Qwen 3.5 Test for JSON Structured Data Extraction
Summary
An evaluation of the new Qwen 3.5 large language models (LLMs) was conducted on a local Mac Mini M4 Pro with 64 GB RAM using the MLX VLM framework. The tests focused on data extraction from a tabular input, requesting JSON output. Three models were assessed: the 9 billion parameter model (BF16 quantization), the 27 billion parameter model (8-bit quantization), and the 35 billion parameter model (8-bit quantization). A key optimization involved disabling the default "thinking mode" in MLX VLM to significantly reduce processing time.
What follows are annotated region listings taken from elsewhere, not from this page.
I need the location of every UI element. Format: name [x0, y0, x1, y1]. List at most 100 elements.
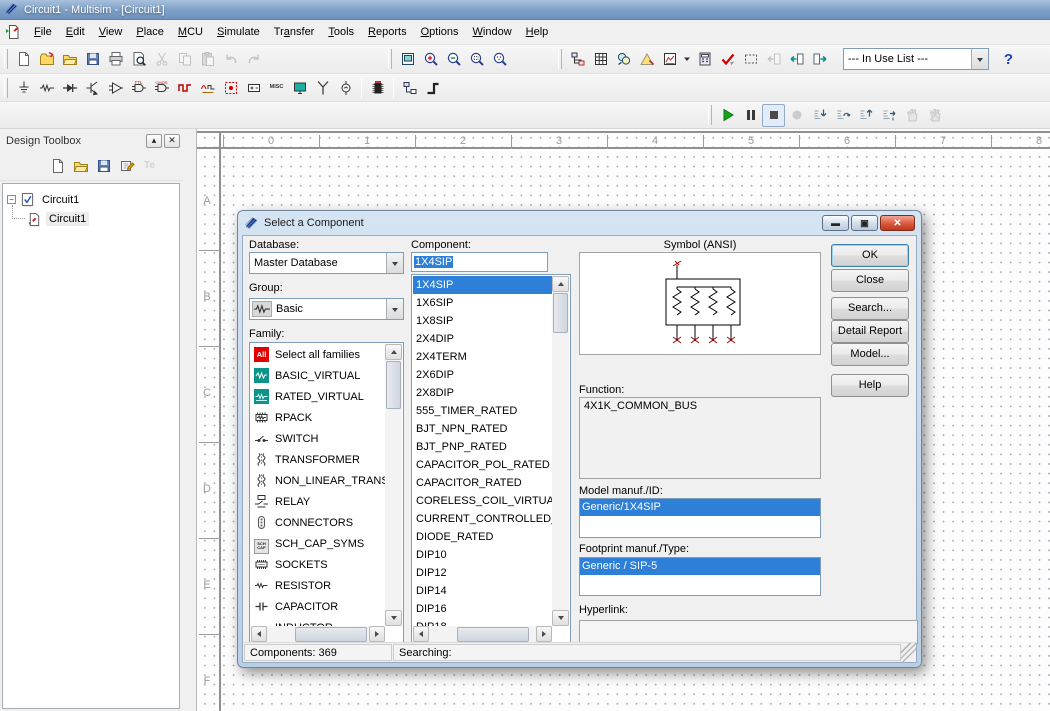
zoom-fit-button[interactable]: [488, 48, 511, 71]
mcu-chip-button[interactable]: [366, 76, 389, 99]
menu-simulate[interactable]: Simulate: [210, 23, 267, 41]
component-item[interactable]: BJT_PNP_RATED: [413, 438, 552, 456]
component-item[interactable]: 1X6SIP: [413, 294, 552, 312]
scroll-left-icon[interactable]: [251, 626, 267, 642]
component-item[interactable]: DIP14: [413, 582, 552, 600]
component-item[interactable]: 2X8DIP: [413, 384, 552, 402]
component-item[interactable]: 1X8SIP: [413, 312, 552, 330]
new-document-button[interactable]: [12, 48, 35, 71]
pause-button[interactable]: [739, 104, 762, 127]
menu-tools[interactable]: Tools: [321, 23, 361, 41]
family-vertical-scrollbar[interactable]: [385, 344, 402, 626]
scroll-up-icon[interactable]: [385, 344, 402, 360]
scroll-right-icon[interactable]: [369, 626, 385, 642]
step-into-button[interactable]: [808, 104, 831, 127]
database-dropdown-button[interactable]: [386, 253, 403, 273]
model-box[interactable]: Generic/1X4SIP: [579, 498, 821, 538]
maximize-button[interactable]: ▣: [851, 215, 878, 231]
print-preview-button[interactable]: [127, 48, 150, 71]
family-item[interactable]: CONNECTORS: [251, 512, 385, 533]
family-list[interactable]: AllSelect all familiesBASIC_VIRTUALRATED…: [249, 342, 404, 645]
model-button[interactable]: Model...: [831, 343, 909, 366]
panel-close-button[interactable]: ✕: [164, 134, 180, 148]
toolbar-grip[interactable]: [388, 49, 392, 69]
capture-area-button[interactable]: [739, 48, 762, 71]
close-button[interactable]: Close: [831, 269, 909, 292]
print-button[interactable]: [104, 48, 127, 71]
menu-transfer[interactable]: Transfer: [267, 23, 322, 41]
bus-button[interactable]: [421, 76, 444, 99]
footprint-value[interactable]: Generic / SIP-5: [580, 558, 820, 575]
toolbar-grip[interactable]: [558, 49, 562, 69]
basic-resistor-button[interactable]: [35, 76, 58, 99]
component-item[interactable]: 555_TIMER_RATED: [413, 402, 552, 420]
family-item[interactable]: RESISTOR: [251, 575, 385, 596]
zoom-out-button[interactable]: [442, 48, 465, 71]
postprocessor-button[interactable]: [693, 48, 716, 71]
family-horizontal-scrollbar[interactable]: [251, 626, 385, 643]
spreadsheet-view-button[interactable]: [589, 48, 612, 71]
step-out-button[interactable]: [854, 104, 877, 127]
menu-reports[interactable]: Reports: [361, 23, 414, 41]
new-document-button[interactable]: [46, 155, 69, 178]
component-item[interactable]: CURRENT_CONTROLLED_: [413, 510, 552, 528]
group-combo[interactable]: Basic: [249, 298, 404, 320]
scroll-right-icon[interactable]: [536, 626, 552, 642]
menu-file[interactable]: File: [27, 23, 59, 41]
step-over-button[interactable]: [831, 104, 854, 127]
toolbar-grip[interactable]: [708, 105, 712, 125]
tree-root-label[interactable]: Circuit1: [39, 193, 82, 207]
open-folder-button[interactable]: [69, 155, 92, 178]
source-ground-button[interactable]: [12, 76, 35, 99]
family-item[interactable]: INDUCTOR: [251, 617, 385, 626]
group-dropdown-button[interactable]: [386, 299, 403, 319]
run-button[interactable]: [716, 104, 739, 127]
step-to-cursor-button[interactable]: [877, 104, 900, 127]
create-component-button[interactable]: [635, 48, 658, 71]
zoom-in-button[interactable]: [419, 48, 442, 71]
panel-collapse-button[interactable]: ▴: [146, 134, 162, 148]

The 9B model processed the request in 25 seconds at 13 tokens/second, consuming 60% of RAM. The 27B model took 51 seconds at 8 tokens/second, using close to 80% of RAM. Surprisingly, the 35B model completed the task in 13 seconds at 52 tokens/second, also using around 80% of RAM, demonstrating superior performance for this specific task.
Key takeaway
For AI Engineers deploying Qwen 3.5 models on local Apple Silicon hardware, consider using 8-bit quantization for larger models like the 35B variant, as it demonstrated superior speed and efficiency compared to smaller models with BF16. Crucially, disable the default "thinking mode" in MLX VLM via `enable_thinking=false` to achieve substantial inference speed improvements, optimizing resource utilization and response times for data extraction tasks.
Key insights
Disabling "thinking mode" and using 8-bit quantization can significantly boost LLM inference speed on local hardware.
Principles
- Larger models are not always slower.
- Quantization impacts speed and memory.
- Default settings may not be optimal.
Method
Evaluate LLMs by running data extraction tasks with JSON output, comparing BF16 and 8-bit quantization, and disabling default "thinking mode" for performance gains.
In practice
- Disable "thinking mode" in MLX VLM.
- Test 8-bit quantization for larger models.
- Benchmark different model sizes for specific tasks.
Topics
- Qwen 3.5
- Large Language Models
- Model Quantization
- Local AI Inference
- emix VLM
Best for: Machine Learning Engineer, AI Engineer, AI Student
Related on AIssential
Editorial summary, takeaway, and curation by AIssential. Original article published by Andrej Baranovskij.